= 1929 Edmonton municipal election =

Municipal election in Alberta, Canada

The 1929 municipal election was held December 9, 1929 to elect a mayor and five aldermen to sit on Edmonton City Council and four trustees to sit on the public school board, while four trustees were acclaimed to the separate school board). In the election's only plebiscite, voters didn't endorse the extension of the half day Wednesday shopping holiday by the required two-thirds majority.

City council consisted of the mayor and ten aldermen, but five of the aldermanic positions were already filled: James Collisson, Alfred Farmilo, James Findlay, Charles Gibbs, and Frederick Keillor (SS) were all elected to two-year terms in 1928 and were still in office.

The public school board consisted of seven seven trustees, but four of the positions were already filled: Samuel Barnes, Thyrza Bishop, and Frederick Casselman had all been elected to two-year terms in 1928 and were still in office. The same was true on the separate board, where Robert Adrien Crowe (SS), J O Pilon, and W B Trainor were continuing.

==Electoral system==
The mayor was elected through First-past-the-post voting. First past the post does not require that the successful candidate takes a majority of the votes, as the Instant-runoff voting system previously used had, but in this election the successful candidate did in fact receive a majority of the votes cast.

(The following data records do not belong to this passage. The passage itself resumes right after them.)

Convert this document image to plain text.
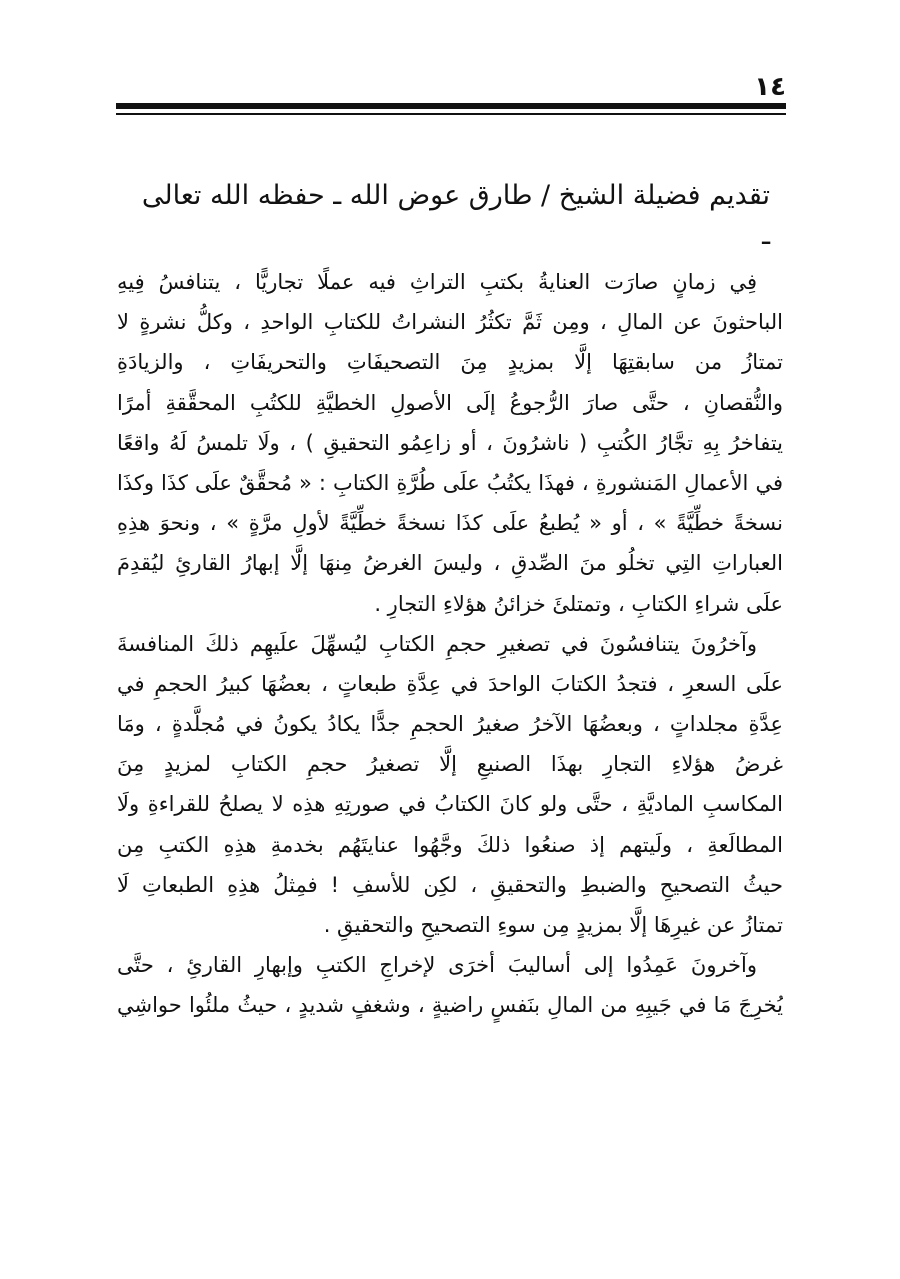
١٤
تقديم فضيلة الشيخ / طارق عوض الله ـ حفظه الله تعالى ـ
فِي زمانٍ صارَت العنايةُ بكتبِ التراثِ فيه عملًا تجاريًّا ، يتنافسُ فِيهِ
الباحثونَ عن المالِ ، ومِن ثَمَّ تكثُرُ النشراتُ للكتابِ الواحدِ ، وكلُّ نشرةٍ لا
تمتازُ من سابقتِهَا إلَّا بمزيدٍ مِنَ التصحيفَاتِ والتحريفَاتِ ، والزيادَةِ
والنُّقصانِ ، حتَّى صارَ الرُّجوعُ إلَى الأصولِ الخطيَّةِ للكتُبِ المحقَّقةِ أمرًا
يتفاخرُ بِهِ تجَّارُ الكُتبِ ( ناشرُونَ ، أو زاعِمُو التحقيقِ ) ، ولَا تلمسُ لَهُ واقعًا
في الأعمالِ المَنشورةِ ، فهذَا يكتُبُ علَى طُرَّةِ الكتابِ : « مُحقَّقٌ علَى كذَا وكذَا
نسخةً خطِّيَّةً » ، أو « يُطبعُ علَى كذَا نسخةً خطِّيَّةً لأولِ مرَّةٍ » ، ونحوَ هذِهِ
العباراتِ التِي تخلُو منَ الصِّدقِ ، وليسَ الغرضُ مِنهَا إلَّا إبهارُ القارئِ ليُقدِمَ
علَى شراءِ الكتابِ ، وتمتلئَ خزائنُ هؤلاءِ التجارِ .
وآخرُونَ يتنافسُونَ في تصغيرِ حجمِ الكتابِ ليُسهِّلَ علَيهِم ذلكَ المنافسةَ
علَى السعرِ ، فتجدُ الكتابَ الواحدَ في عِدَّةِ طبعاتٍ ، بعضُهَا كبيرُ الحجمِ في
عِدَّةِ مجلداتٍ ، وبعضُهَا الآخرُ صغيرُ الحجمِ جدًّا يكادُ يكونُ في مُجلَّدةٍ ، ومَا
غرضُ هؤلاءِ التجارِ بهذَا الصنيعِ إلَّا تصغيرُ حجمِ الكتابِ لمزيدٍ مِنَ
المكاسبِ الماديَّةِ ، حتَّى ولو كانَ الكتابُ في صورتِهِ هذِه لا يصلحُ للقراءةِ ولَا
المطالَعةِ ، ولَيتهم إذ صنعُوا ذلكَ وجَّهُوا عنايتَهُم بخدمةِ هذِهِ الكتبِ مِن
حيثُ التصحيحِ والضبطِ والتحقيقِ ، لكِن للأسفِ ! فمِثلُ هذِهِ الطبعاتِ لَا
تمتازُ عن غيرِهَا إلَّا بمزيدٍ مِن سوءِ التصحيحِ والتحقيقِ .
وآخرونَ عَمِدُوا إلى أساليبَ أخرَى لإخراجِ الكتبِ وإبهارِ القارئِ ، حتَّى
يُخرِجَ مَا في جَيبِهِ من المالِ بنَفسٍ راضيةٍ ، وشغفٍ شديدٍ ، حيثُ ملئُوا حواشِي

The aldermanic race, where five seats were being filled, was conducted using Plurality block voting and each voter could cast up to five votes. The successful candidates received a total of approximately 39,000 votes of the 76,000 voters cast by the 41,000 voters. The vote tally received by the successful candidates might have been cast by less than 9,000 of the 41,000 eligible voters.

==Voter turnout==

There were 18,549 ballots cast out of 40,993 eligible voters, for a voter turnout of 45.2%.

A total of about 76,000 votes were cast in the aldermanic race due to the use of Plurality block voting.

==Results==

- bold or indicates elected
- italics indicate incumbent
- "SS", where data is available, indicates representative for Edmonton's South Side, with a minimum South Side representation instituted after the city of Strathcona, south of the North Saskatchewan River, amalgamated into Edmonton on February 1, 1912.

===Mayor===

| Party |  | Candidate | Votes | % |
|---|---|---|---|---|
|  | Civic Government Association | James McCrie Douglas | 9,754 | 53.06% |
|  | Labour | James East | 6,898 | 37.52% |
|  | Independent | Gerald Pelton | 1,602 | 8.71% |
|  | Independent | William Gunn | 130 | 0.71% |

===Aldermen===

| Party |  | Candidate | Votes |  | Elected |
|  | Civic Government Association | Ralph Bellamy | 8,542 |  | Green tick |
|  | Civic Government Association | Arthur Gainer | 7,979 |  | Green tick |
|  | Civic Government Association | Herbert Baker | 7,681 |  | Green tick |
|  | Labour | Dan Knott | 7,419 |  | Green tick |
|  | Labour | Rice Sheppard | 7,032 | SS | Green tick |
|  | Civic Government Association | Thomas Shaftoe Thompson | 6,643 |
|  | Labour | Edward James Thompson | 5,612 |
|  | Labour | George Latham | 5,482 |
|  | Independent | Hugh MacDonald | 5,287 |
|  | Labour | James Herlihy | 4,834 | SS |
|  | Independent | Joseph Clarke | 4,139 |
|  | Independent | Joseph Adair | 3,670 |
|  | Communist | Jan Lakeman | 1,283 |
|  | Communist | Herbert John Pallot | 590 |
|  | Independent | Wilfred Rose | 418 |

===Public school trustees===

| Party |  | Candidate | Votes |  | Elected |
|  | Civic Government Association | Albert Ottewell | 9,779 | SS | Green tick |
|  | Civic Government Association | Arthur Cushing | 8,742 |  | Green tick |
|  | Labour | Frank Crang | 8,321 | SS | Green tick |
|  | Civic Government Association | Shurburne Tupper Bigelow | 7,900 |  | Green tick |
|  | Civic Government Association | Robert Muir | 7,860 |
|  | Labour | Thomas John Johnston | 7,124 |
|  | Labour | Sophie N. Bell | 6,788 |
|  | Labour | Sidney Bowcott | 4,744 |

===Separate (Catholic) school trustees===

Charles Gariepy, Thomas Magee, A J Ryan and J Tansey (SS) were acclaimed to the separate school board.

===Wednesday Holiday Plebiscite===

This plebiscite items required a minimum two-thirds "Yes" majority to bring about action, and in the vote the Yes side did not reach that mark.

In favour of having Wednesday half-holiday extended to cover all the year except the month of December?